Я услышала в этом «хмы» резонный намёк, что гораздо больше мне подошло бы звание старой медведицы, но нет. Сегодня - только медвежонком! Беззаботно спать в тёплой берложке под боком у большой и тёплой мамочки, которая позаботится о тебе во всех отношениях. А ты можешь только и знать, что посапывать носом и видеть сны про зелёные поляны с земляникой. И в голове – ничего, кроме этой поляны и земляники.
А вместо всей этой милоты я пытаюсь протянуть ноги хотя бы на десять минут, чтобы выстроить очерёдность оставшихся на сегодня дел. Маленьких, даже никчёмных в масштабе исторических проблем нашего времени, но так необходимых в масштабе дома и прилегающей территории. А всё потому, что я и на самом деле медведица. Невыспавшаяся даже зимой, всем должная и обязанная.
Время медведей истекло. На улице серо и пыльно. Измученные мартовскими бесснежными морозами, вдоль дорожки торчат обмороженные носы тюльпанов. Лежит, как подкошенная, цинерария. В прошлом году выжила под снежным одеялком, а теперь… Деревья, потерявшие в последнем ледяном апокалипсисе некоторые части тела, ёжатся и грустят по теплу.
Странный, тяжёлый, холодный март. А люди? Тюльпаны зацветут, деревья вырастят новые руки, а как выжить людям?
***
Если этот рассвет безнадёжен и хмур,
если день, как пристало ему, не начнётся
и в холодные трубы ночной дымокур
продолжает трубить темноту и уродство,
если даже у птиц заколочены рты
безысходной тоской и безвременьем, если
вместо жёлтых цветов вырастают кресты,
от молитвы никто никогда не воскресли,
что мне делать, всемилостный Отче, скажи!

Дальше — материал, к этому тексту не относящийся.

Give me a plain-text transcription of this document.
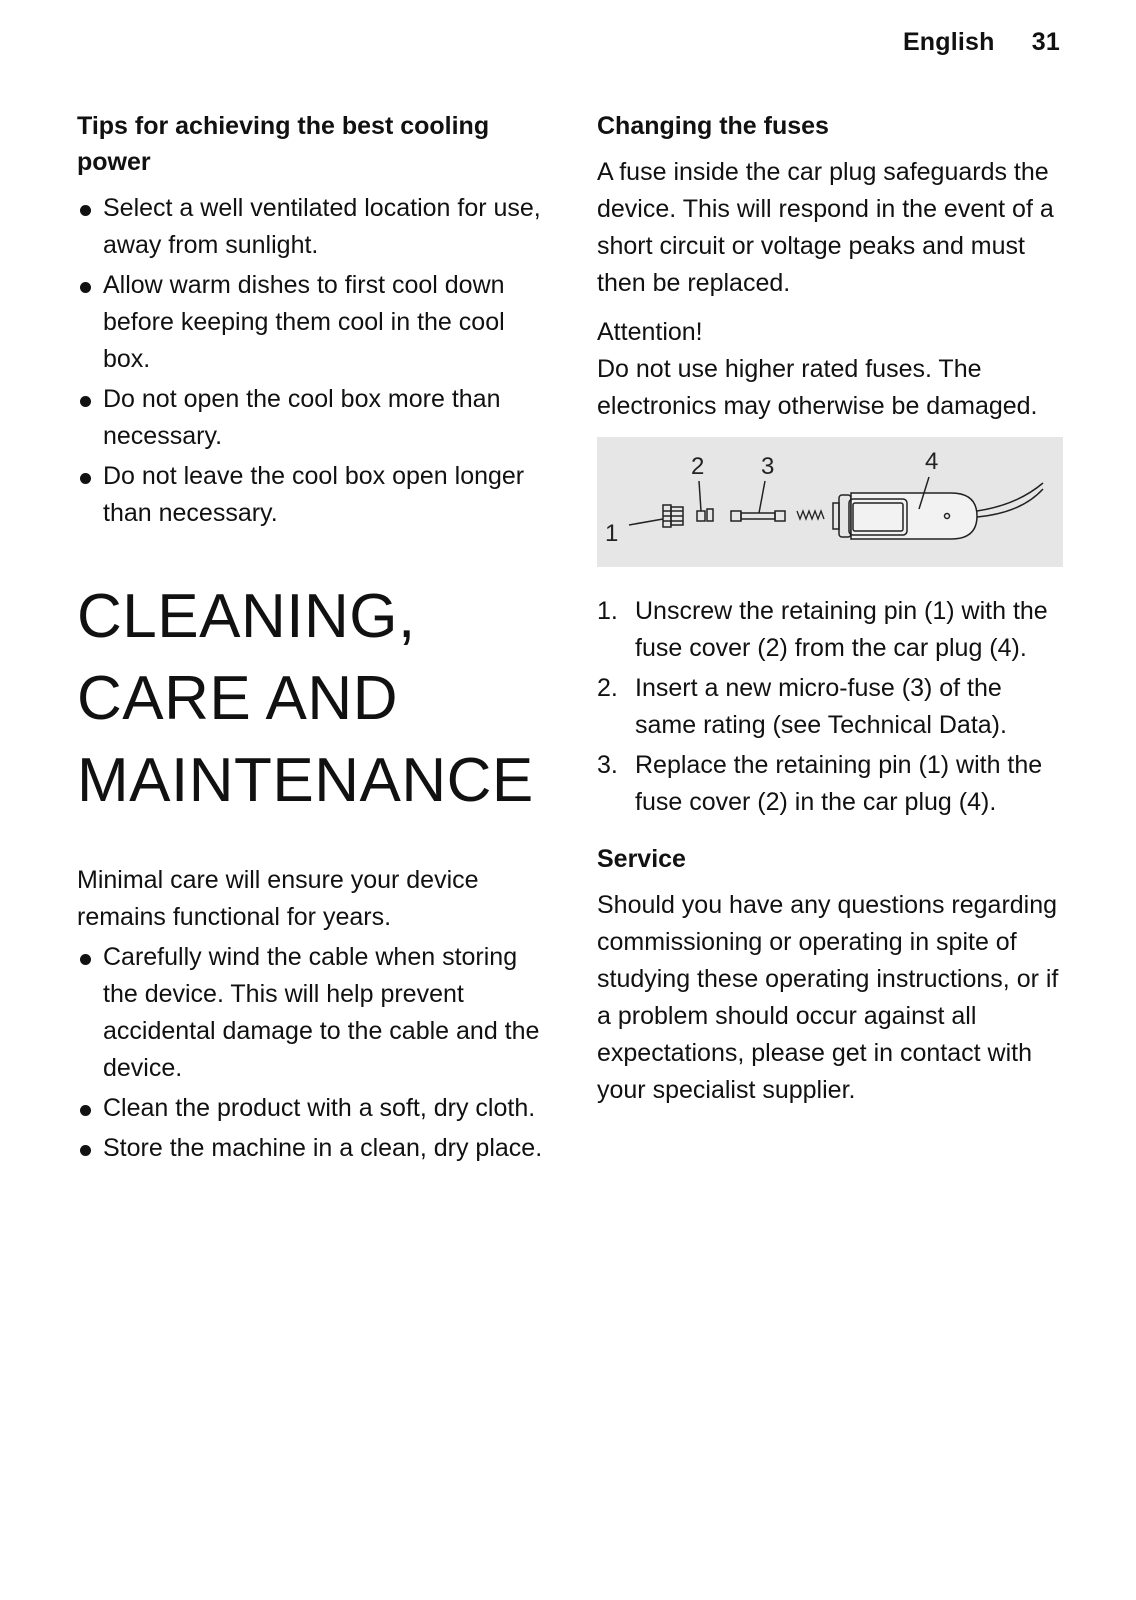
English 31
Tips for achieving the best cooling power
Select a well ventilated location for use, away from sunlight.
Allow warm dishes to first cool down before keeping them cool in the cool box.
Do not open the cool box more than necessary.
Do not leave the cool box open longer than necessary.
CLEANING, CARE AND MAINTENANCE

Minimal care will ensure your device remains functional for years.

Carefully wind the cable when storing the device. This will help prevent accidental damage to the cable and the device.
Clean the product with a soft, dry cloth.
Store the machine in a clean, dry place.
Changing the fuses

A fuse inside the car plug safeguards the device. This will respond in the event of a short circuit or voltage peaks and must then be replaced.

Attention!

Do not use higher rated fuses. The electronics may otherwise be damaged.

1
2 3	4
1. Unscrew the retaining pin (1) with the fuse cover (2) from the car plug (4).
2. Insert a new micro-fuse (3) of the same rating (see Technical Data).
3. Replace the retaining pin (1) with the fuse cover (2) in the car plug (4).
Service

Should you have any questions regarding commissioning or operating in spite of studying these operating instructions, or if a problem should occur against all expectations, please get in contact with your specialist supplier.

Между смертных грехов мой смешон и ничтожен,
и толпятся года у известной межи,
за которой сначала начать невозможно…
Но устало молчал опечаленный Бог,
знал, бессмертна печаль, ведь печаль бестелесна,
он и сам от людской нелюбви занемог,
но ответил как мог, подкупающе честно:
- Коротка благодать, а недоля длинна,
но сложением сил, и земных, и небесных,
у зимы под полой созревает весна,
и в само́й тишине зарождаются песни.